Il est important pour la défense de l’employé d’avoir un avis neutre sur les preuves informatiques. Un cyberenquêteur doit être en mesure de nuancer ces propos et de vous expliquer la différence entre les preuves informatiques existantes et l’interprétation de celles-ci par l’employeur.

Étude de cas: Cyberenquête par la défense sur du matériel saisi

 

Mise en contexte du dossier :

La gravité des chefs d’accusation mène parfois à l’impossibilité de demander une copie du matériel informatique saisie. On peut penser à des dossiers de pornographie juvénile où la gravité des chefs d’accusation et où le risque de distribution est trop élevé pour permettre à la police ou la Sureté du Québec de simplement faire une copie miroir pour permettre l’analyse. Lorsque nous sommes face à ce type de problématique, quelles sont les possibilités pour faire compléter une expertise informatique?

 

Les points d’analyses

  • Analyse de disque dur d’ordinateur saisie
  • Analyse de cellulaire saisi
  • Analyse du contenu et des fichiers du disque dur
  • Analyse des registres d’activités sur l’ordinateur
  • Analyse des logiciels sur l’ordinateur

 

Cyberenquête pour la défense de matériel saisie au poste de police

Un cyberenquêteur indépendant peut être appelé pour intervenir dans le dossier et compléter l’analyse sur place sous la supervision de la police. Ceci requiert le travail d’un avocat pour compléter et négocier les conditions de la demande.

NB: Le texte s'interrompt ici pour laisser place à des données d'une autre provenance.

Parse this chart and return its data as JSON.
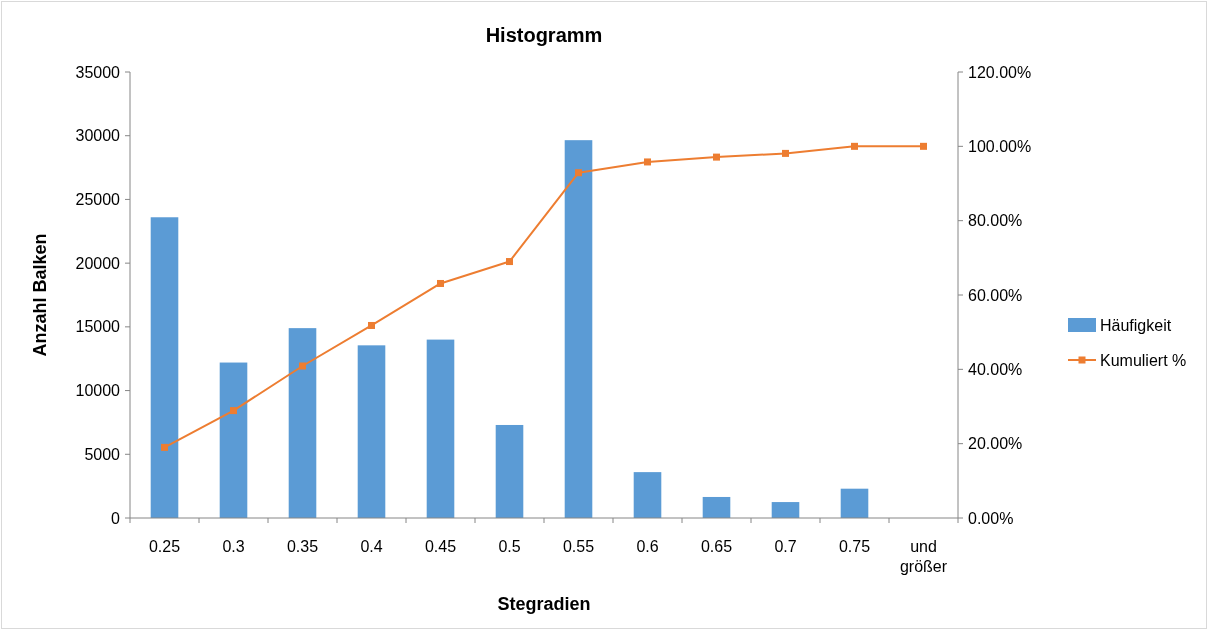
{
  "chart_data": {
    "type": "bar",
    "title": "Histogramm",
    "xlabel": "Stegradien",
    "ylabel": "Anzahl Balken",
    "categories": [
      "0.25",
      "0.3",
      "0.35",
      "0.4",
      "0.45",
      "0.5",
      "0.55",
      "0.6",
      "0.65",
      "0.7",
      "0.75",
      "und größer"
    ],
    "series": [
      {
        "name": "Häufigkeit",
        "color": "#5b9bd5",
        "values": [
          23600,
          12200,
          14900,
          13550,
          14000,
          7300,
          29650,
          3600,
          1650,
          1250,
          2300,
          0
        ]
      },
      {
        "name": "Kumuliert %",
        "type": "line",
        "axis": "y2",
        "color": "#ed7d31",
        "marker": "square",
        "values": [
          19.0,
          28.9,
          40.9,
          51.8,
          63.1,
          69.0,
          92.9,
          95.8,
          97.1,
          98.1,
          100,
          100
        ]
      }
    ],
    "ylim": [
      0,
      35000
    ],
    "yticks": [
      0,
      5000,
      10000,
      15000,
      20000,
      25000,
      30000,
      35000
    ],
    "y2lim": [
      0,
      120
    ],
    "y2ticks": [
      {
        "value": 0,
        "label": "0.00%"
      },
      {
        "value": 20,
        "label": "20.00%"
      },
      {
        "value": 40,
        "label": "40.00%"
      },
      {
        "value": 60,
        "label": "60.00%"
      },
      {
        "value": 80,
        "label": "80.00%"
      },
      {
        "value": 100,
        "label": "100.00%"
      },
      {
        "value": 120,
        "label": "120.00%"
      }
    ],
    "legend": "right",
    "grid": false
  }
}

Habituellement, le matériel informatique saisie sera mis à la disposition d’un expert informatique indépendant travaillant pour la défense pour une analyse sur place, dans les locaux de police ou de la SQ. Plusieurs conditions complexes s’appliquent dans ce genre de dossier :

  • Le matériel d’analyse est fourni par l’expert
  • Le matériel sera saisi à la fin de l’analyse
  • Aucun appareil avec connexion internet n’est permis dans les locaux
  • Aucun cellulaire n’est permis dans les locaux
  • Aucun matériel de stockage additionnel n’est permis
  • L’expert doit être fouillé à l’entrée et à la sortie de l’édifice
  • Les notes d’analyses de l’expert seront vérifiées le dernier jour de l’expertise

 

Étant données ces conditions, il va de soi que seul le matériel d’analyse informatique minimal doit être apporté sur les lieux. Puisqu’en aucun temps, le matériel ne pourra être sorti du poste de police et qu’il sera saisi à la fin, il faut avoir préalablement préparé un ordinateur « jetable » contenant tous les logiciels qui pourraient être requis pendant l’expertise informatique.

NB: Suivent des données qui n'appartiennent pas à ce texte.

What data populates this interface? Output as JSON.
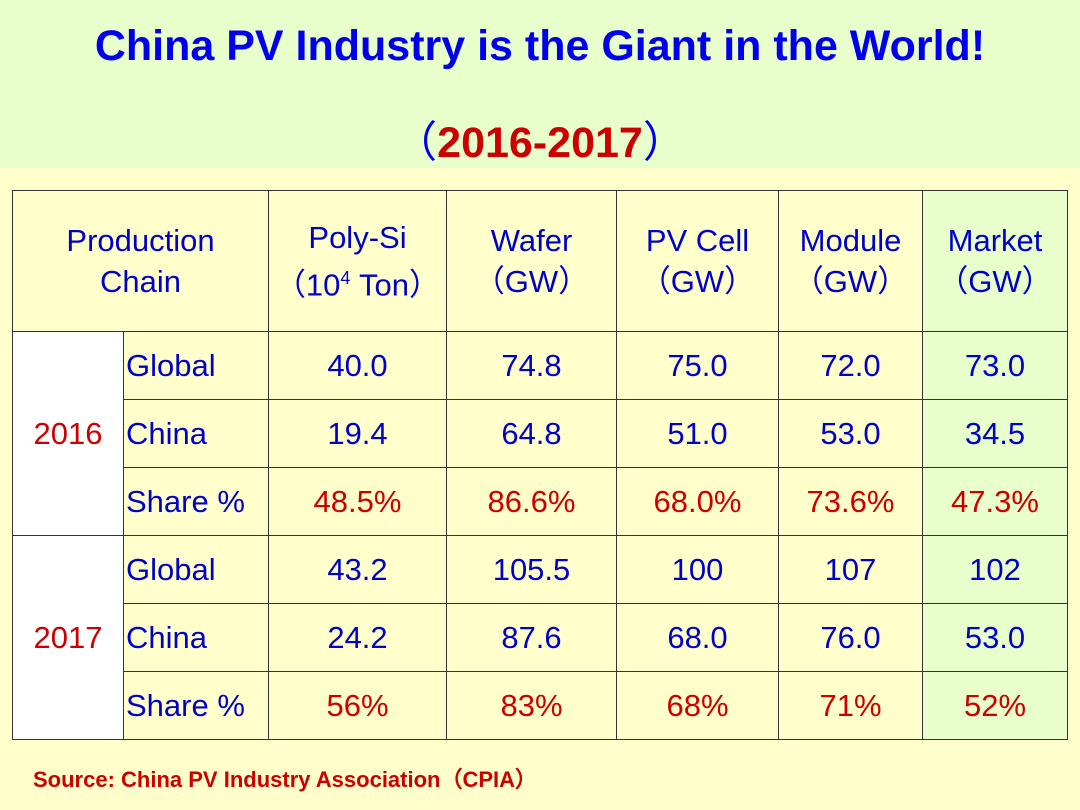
{
  "header": {
    "title": "China PV Industry is the Giant in the World!",
    "subtitle_open": "（",
    "subtitle_years": "2016-2017",
    "subtitle_close": "）"
  },
  "table": {
    "corner_line1": "Production",
    "corner_line2": "Chain",
    "columns": [
      {
        "line1": "Poly-Si",
        "line2_pre": "（10",
        "line2_sup": "4",
        "line2_post": " Ton）"
      },
      {
        "line1": "Wafer",
        "line2": "（GW）"
      },
      {
        "line1": "PV Cell",
        "line2": "（GW）"
      },
      {
        "line1": "Module",
        "line2": "（GW）"
      },
      {
        "line1": "Market",
        "line2": "（GW）"
      }
    ],
    "groups": [
      {
        "year": "2016",
        "rows": [
          {
            "label": "Global",
            "values": [
              "40.0",
              "74.8",
              "75.0",
              "72.0",
              "73.0"
            ]
          },
          {
            "label": "China",
            "values": [
              "19.4",
              "64.8",
              "51.0",
              "53.0",
              "34.5"
            ]
          },
          {
            "label": "Share %",
            "values": [
              "48.5%",
              "86.6%",
              "68.0%",
              "73.6%",
              "47.3%"
            ]
          }
        ]
      },
      {
        "year": "2017",
        "rows": [
          {
            "label": "Global",
            "values": [
              "43.2",
              "105.5",
              "100",
              "107",
              "102"
            ]
          },
          {
            "label": "China",
            "values": [
              "24.2",
              "87.6",
              "68.0",
              "76.0",
              "53.0"
            ]
          },
          {
            "label": "Share %",
            "values": [
              "56%",
              "83%",
              "68%",
              "71%",
              "52%"
            ]
          }
        ]
      }
    ]
  },
  "footer": {
    "source": "Source: China PV Industry Association（CPIA）"
  },
  "colors": {
    "title_blue": "#0000ee",
    "accent_red": "#cc0000",
    "background": "#ffffcc",
    "header_green": "#e8ffcc"
  }
}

L’analyse informatique ayant lieu entièrement sur place, les délais sont beaucoup plus longs. Il faut prévoir des jours pour créer l’ordinateur jetable, ainsi que des coûts de matériel additionnel.

Toute connexion internet est absolument interdite pendant l’analyse. Donc l’expert en informatique judiciaire doit avoir préparé à l’avance tous les logiciels et les documents dont il aura besoin. Il y a peu de marge d’erreur possible dans ce genre d’analyse.

L’expert doit aussi accepter d’être fouillé à l’entrée et à la sortie de l’édifice pour réduire le risque de distribution du contenu du disque.